Nina Power in ?One-Dimensional Woman?, draws attention to the growing co-optation of
feminism in favor of military intervention, particularly in relation to the recent
conflicts in the Middle East. On the disgusting treatment of Taliban women was cited
numerous times as a good reason why we should go to war with Afghanistan, and have to go
NOW. How can you be against the war with Afghanistan, if the world is to support
Afghanistan's brutal regime, squirted acid in the face of potential schoolgirls? Power
rightly notes that the war has become an even greater obstacle to the existence of Afghan
feminists now labeled as agents of the occupants, not to mention the absurdity of the
right, suddenly clinging to the rights of women as for his battle cry and cause the
judges, at the same time occupying women at home by removing the necessary measures to
protect them from domestic violence, ensuring health and access to abortion.

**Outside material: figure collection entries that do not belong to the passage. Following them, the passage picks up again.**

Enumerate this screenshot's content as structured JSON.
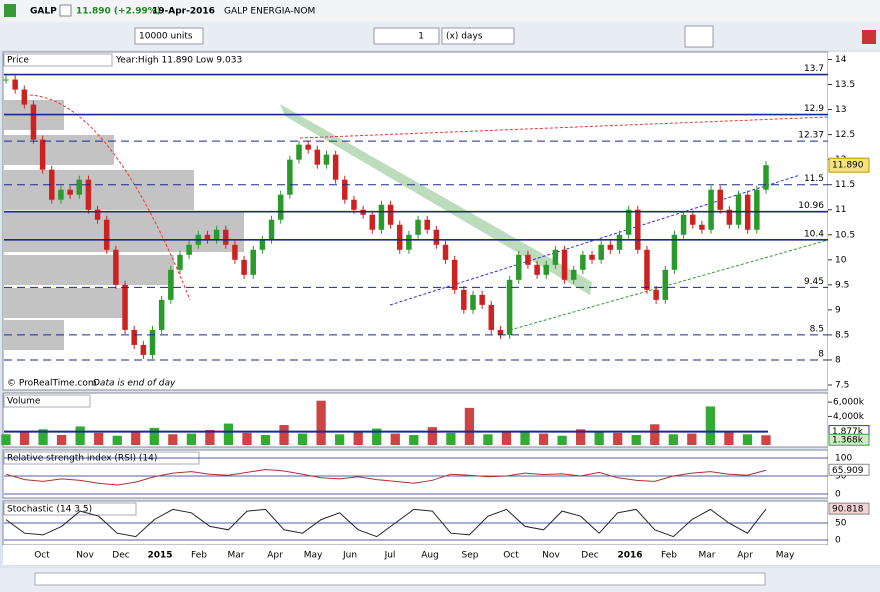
{
  "toolbar": {
    "symbol": "GALP",
    "change": "11.890 (+2.99%)",
    "date": "19-Apr-2016",
    "name": "GALP ENERGIA-NOM",
    "units": "10000 units",
    "period_count": "1",
    "period_unit": "(x) days"
  },
  "price_panel": {
    "title": "Price",
    "info": "Year:High 11.890 Low 9.033",
    "ylim": [
      7.4,
      14.15
    ],
    "yticks": [
      14,
      13.5,
      13,
      12.5,
      12,
      11.5,
      11,
      10.5,
      10,
      9.5,
      9,
      8.5,
      8,
      7.5
    ],
    "levels": [
      {
        "value": 13.7,
        "style": "solid"
      },
      {
        "value": 12.9,
        "style": "solid"
      },
      {
        "value": 12.37,
        "style": "dashed"
      },
      {
        "value": 11.5,
        "style": "dashed"
      },
      {
        "value": 10.96,
        "style": "solid"
      },
      {
        "value": 10.4,
        "style": "solid"
      },
      {
        "value": 9.45,
        "style": "dashed"
      },
      {
        "value": 8.5,
        "style": "dashed"
      },
      {
        "value": 8,
        "style": "dashed"
      }
    ],
    "last_price": {
      "value": 11.89,
      "label": "11.890"
    },
    "copyright": "© ProRealTime.com",
    "note": "Data is end of day",
    "closes": [
      13.6,
      13.4,
      13.1,
      12.4,
      11.8,
      11.2,
      11.4,
      11.3,
      11.6,
      11.0,
      10.8,
      10.2,
      9.5,
      8.6,
      8.3,
      8.1,
      8.6,
      9.2,
      9.8,
      10.1,
      10.3,
      10.5,
      10.4,
      10.6,
      10.3,
      10.0,
      9.7,
      10.2,
      10.4,
      10.8,
      11.3,
      12.0,
      12.3,
      12.2,
      11.9,
      12.1,
      11.6,
      11.2,
      11.0,
      10.9,
      10.6,
      11.1,
      10.7,
      10.2,
      10.5,
      10.8,
      10.6,
      10.3,
      10.0,
      9.4,
      9.0,
      9.3,
      9.1,
      8.6,
      8.5,
      9.6,
      10.1,
      9.9,
      9.7,
      9.9,
      10.2,
      9.6,
      9.8,
      10.1,
      10.0,
      10.3,
      10.2,
      10.5,
      11.0,
      10.2,
      9.4,
      9.2,
      9.8,
      10.5,
      10.9,
      10.7,
      10.6,
      11.4,
      11.0,
      10.7,
      11.3,
      10.6,
      11.4,
      11.89
    ]
  },
  "volume_panel": {
    "title": "Volume",
    "ylim": [
      0,
      7000
    ],
    "yticks": [
      {
        "value": 6000,
        "label": "6,000k"
      },
      {
        "value": 4000,
        "label": "4,000k"
      }
    ],
    "avg_label": {
      "value": 1877,
      "label": "1.877k"
    },
    "last_label": {
      "value": 1368,
      "label": "1.368k"
    },
    "values": [
      1500,
      1800,
      2200,
      1400,
      2600,
      1700,
      1300,
      1900,
      2400,
      1500,
      1600,
      2100,
      3000,
      1700,
      1400,
      2800,
      1600,
      6200,
      1500,
      1800,
      2300,
      1600,
      1400,
      2500,
      1700,
      5200,
      1500,
      1900,
      2000,
      1600,
      1300,
      2200,
      1800,
      1700,
      1400,
      2900,
      1500,
      1600,
      5400,
      1800,
      1500,
      1368
    ]
  },
  "rsi_panel": {
    "title": "Relative strength index (RSI) (14)",
    "ylim": [
      0,
      100
    ],
    "yticks": [
      100,
      50,
      0
    ],
    "last": 65.909,
    "values": [
      55,
      40,
      35,
      42,
      38,
      30,
      25,
      33,
      48,
      58,
      62,
      55,
      52,
      60,
      68,
      64,
      55,
      45,
      42,
      48,
      40,
      35,
      30,
      38,
      55,
      52,
      48,
      50,
      58,
      54,
      56,
      50,
      60,
      45,
      38,
      35,
      50,
      58,
      62,
      55,
      52,
      66
    ]
  },
  "stoch_panel": {
    "title": "Stochastic (14 3 5)",
    "ylim": [
      0,
      100
    ],
    "yticks": [
      50,
      0
    ],
    "last": 90.818,
    "values": [
      60,
      20,
      15,
      40,
      85,
      70,
      20,
      10,
      60,
      90,
      80,
      40,
      30,
      85,
      90,
      30,
      20,
      60,
      80,
      30,
      10,
      50,
      90,
      85,
      20,
      15,
      70,
      90,
      40,
      30,
      85,
      70,
      20,
      80,
      90,
      30,
      10,
      60,
      90,
      50,
      20,
      91
    ]
  },
  "xaxis": {
    "labels": [
      "Oct",
      "Nov",
      "Dec",
      "2015",
      "Feb",
      "Mar",
      "Apr",
      "May",
      "Jun",
      "Jul",
      "Aug",
      "Sep",
      "Oct",
      "Nov",
      "Dec",
      "2016",
      "Feb",
      "Mar",
      "Apr",
      "May"
    ]
  }
}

There are many other convincing arguments against the Victory Day and what it represents -
a seemingly apolitical use of kitsch nationalism to weaken any critical reflection or
dissent; the absurdity of the "Memory of War" at the time, as we continue to numerous
military campaigns and take over the world; the hypocrisy of a government that can afford
to send troops to war, but leaves their social security when they return to the care of
the charity.
All things considered, I'm still not going to buy a poppy this year.